最後,《詩大序》依據《周禮·春官》中“大師教六詩:曰風、曰賦、曰比、曰興、曰雅、曰頌”之舊說,改“六詩”爲“六義”,提出了詩歌分類的三種體製和藝術表現的三種方法,合稱爲“六義”說。《詩大序》對風、雅、頌做了進一步闡述,從音樂上區分風、雅、頌:“是以一國之事,系一人之本,謂之風;言天下之事,形四方之風,謂之雅。雅者,正也,言王政之所由廢興也。政有小大,故有小雅焉,有大雅焉。頌者,美盛德之形容,以其成功告於神明者也。”《詩大序》沒有對賦比興的含義作出說明。關於“六義”的意義,歷史上衆說紛紜。孔穎達《毛詩正義》認爲:“風、雅、頌者,《詩》篇之異體,賦、比、興者,《詩》文之異辭耳。……賦、比、興是《詩》之所用,風、雅、頌是《詩》之成形。用彼三事,成此三事,是故衕稱爲義。”朱熹據此發揮,說風、雅、頌是“三經”,是“作詩的骨子”;賦、比、興“卻是裏面橫串的”,是“三緯”;他還具體闡釋了賦、比、興的內涵,認爲“賦,敷陳其事而直言之者也”“比者,以彼物比此物也”“興者,先言他物以引起所詠之辭也”(《朱子語類》)。這即指出風、雅、頌是詩的種類,而賦、比、興是作詩的藝術表現方法。當今學界一般認爲,風是產生於各諸侯國的地方詩歌,雅是產生於周朝中央地區的朝廷詩歌,頌是祭祀時讚美祖先的詩歌。而賦、比、興則是文學創作中形象思維的方法,與文學的想象相關聯,詩人的創作往往選取具有典型性的物象,巧妙地使用譬喻,從而更爲生動、深刻地抒寫現實生活和所思所感。

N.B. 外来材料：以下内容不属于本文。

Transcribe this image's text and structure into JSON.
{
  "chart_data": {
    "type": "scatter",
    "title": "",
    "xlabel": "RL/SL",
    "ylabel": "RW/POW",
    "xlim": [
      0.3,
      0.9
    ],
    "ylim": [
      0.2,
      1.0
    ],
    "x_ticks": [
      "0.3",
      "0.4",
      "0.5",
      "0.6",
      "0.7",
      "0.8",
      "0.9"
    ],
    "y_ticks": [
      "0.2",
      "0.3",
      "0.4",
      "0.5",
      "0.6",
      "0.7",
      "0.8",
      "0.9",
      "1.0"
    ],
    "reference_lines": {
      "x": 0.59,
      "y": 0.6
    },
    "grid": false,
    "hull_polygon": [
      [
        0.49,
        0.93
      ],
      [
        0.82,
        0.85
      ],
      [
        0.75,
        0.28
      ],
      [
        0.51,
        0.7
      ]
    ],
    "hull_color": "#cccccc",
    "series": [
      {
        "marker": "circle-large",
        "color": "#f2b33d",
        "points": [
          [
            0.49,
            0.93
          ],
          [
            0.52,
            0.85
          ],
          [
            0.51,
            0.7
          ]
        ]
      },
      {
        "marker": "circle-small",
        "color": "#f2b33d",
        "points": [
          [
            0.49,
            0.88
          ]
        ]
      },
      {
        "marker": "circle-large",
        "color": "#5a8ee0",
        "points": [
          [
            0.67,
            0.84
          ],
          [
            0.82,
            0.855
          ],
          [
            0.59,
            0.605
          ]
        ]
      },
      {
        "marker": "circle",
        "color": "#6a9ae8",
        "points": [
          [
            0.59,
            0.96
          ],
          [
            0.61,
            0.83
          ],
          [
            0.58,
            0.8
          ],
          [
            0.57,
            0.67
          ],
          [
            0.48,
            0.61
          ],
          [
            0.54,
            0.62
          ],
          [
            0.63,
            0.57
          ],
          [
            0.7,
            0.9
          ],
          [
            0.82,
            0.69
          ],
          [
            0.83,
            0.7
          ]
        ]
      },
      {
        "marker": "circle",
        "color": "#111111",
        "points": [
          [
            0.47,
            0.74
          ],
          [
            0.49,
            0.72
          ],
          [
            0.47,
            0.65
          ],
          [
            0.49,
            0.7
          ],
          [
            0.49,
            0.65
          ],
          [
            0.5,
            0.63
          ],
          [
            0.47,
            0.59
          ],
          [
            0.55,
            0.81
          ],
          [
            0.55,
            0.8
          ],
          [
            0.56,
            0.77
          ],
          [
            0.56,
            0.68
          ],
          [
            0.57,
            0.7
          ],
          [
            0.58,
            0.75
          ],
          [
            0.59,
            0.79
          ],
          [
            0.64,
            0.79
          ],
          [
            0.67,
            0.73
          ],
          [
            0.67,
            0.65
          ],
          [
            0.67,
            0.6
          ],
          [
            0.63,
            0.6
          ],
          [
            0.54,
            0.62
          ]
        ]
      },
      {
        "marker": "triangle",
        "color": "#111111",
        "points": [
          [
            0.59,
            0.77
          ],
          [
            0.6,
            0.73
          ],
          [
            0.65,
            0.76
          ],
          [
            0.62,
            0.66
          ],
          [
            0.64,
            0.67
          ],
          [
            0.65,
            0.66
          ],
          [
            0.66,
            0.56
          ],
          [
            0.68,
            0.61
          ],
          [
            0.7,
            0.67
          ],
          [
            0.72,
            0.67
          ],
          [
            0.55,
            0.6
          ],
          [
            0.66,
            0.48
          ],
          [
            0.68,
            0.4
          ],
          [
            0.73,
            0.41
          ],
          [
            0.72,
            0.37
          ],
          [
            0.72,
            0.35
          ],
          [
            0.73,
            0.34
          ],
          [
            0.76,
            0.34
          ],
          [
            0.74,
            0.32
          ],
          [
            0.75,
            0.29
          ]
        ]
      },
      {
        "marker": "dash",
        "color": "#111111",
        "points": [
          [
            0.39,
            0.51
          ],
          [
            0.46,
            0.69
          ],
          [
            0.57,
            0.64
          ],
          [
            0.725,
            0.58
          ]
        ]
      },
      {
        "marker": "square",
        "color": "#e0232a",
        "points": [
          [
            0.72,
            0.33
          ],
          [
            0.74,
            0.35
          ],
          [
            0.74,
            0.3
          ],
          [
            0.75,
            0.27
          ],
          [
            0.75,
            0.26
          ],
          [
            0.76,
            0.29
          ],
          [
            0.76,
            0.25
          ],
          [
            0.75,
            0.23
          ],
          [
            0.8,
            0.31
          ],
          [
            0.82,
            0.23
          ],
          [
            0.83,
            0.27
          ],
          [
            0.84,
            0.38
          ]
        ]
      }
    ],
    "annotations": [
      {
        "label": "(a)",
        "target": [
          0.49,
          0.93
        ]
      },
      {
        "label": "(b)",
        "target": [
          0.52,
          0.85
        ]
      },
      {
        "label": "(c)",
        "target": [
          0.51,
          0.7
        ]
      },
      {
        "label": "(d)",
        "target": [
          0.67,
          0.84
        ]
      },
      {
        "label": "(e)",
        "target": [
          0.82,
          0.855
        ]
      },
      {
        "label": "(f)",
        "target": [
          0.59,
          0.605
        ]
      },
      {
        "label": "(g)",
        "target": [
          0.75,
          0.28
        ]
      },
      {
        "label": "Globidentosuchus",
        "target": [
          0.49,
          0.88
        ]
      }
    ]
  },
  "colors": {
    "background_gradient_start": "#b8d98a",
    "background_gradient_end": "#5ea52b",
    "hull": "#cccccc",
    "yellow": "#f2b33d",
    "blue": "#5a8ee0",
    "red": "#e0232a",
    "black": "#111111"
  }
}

《詩大序》總括《詩經》理論,涵蓋詩性、內容、體裁、技法與社會作用。其詩學觀點主要有:一,詩融合言志與抒情;二,詩具“美刺”“諷諫”功能,探討其個性與社會性問題;三,詩與時代、政治緊密相關,反映道德風俗;四,提出“六義”。此序在中國文論史上佔有重要地位,強調作詩不僅在述一己之窮通,更在於天下之哀樂;此文繼承了孔子“思無邪”和“興觀羣怨”的思想,系統總結先秦儒家詩論,對後世影響深遠。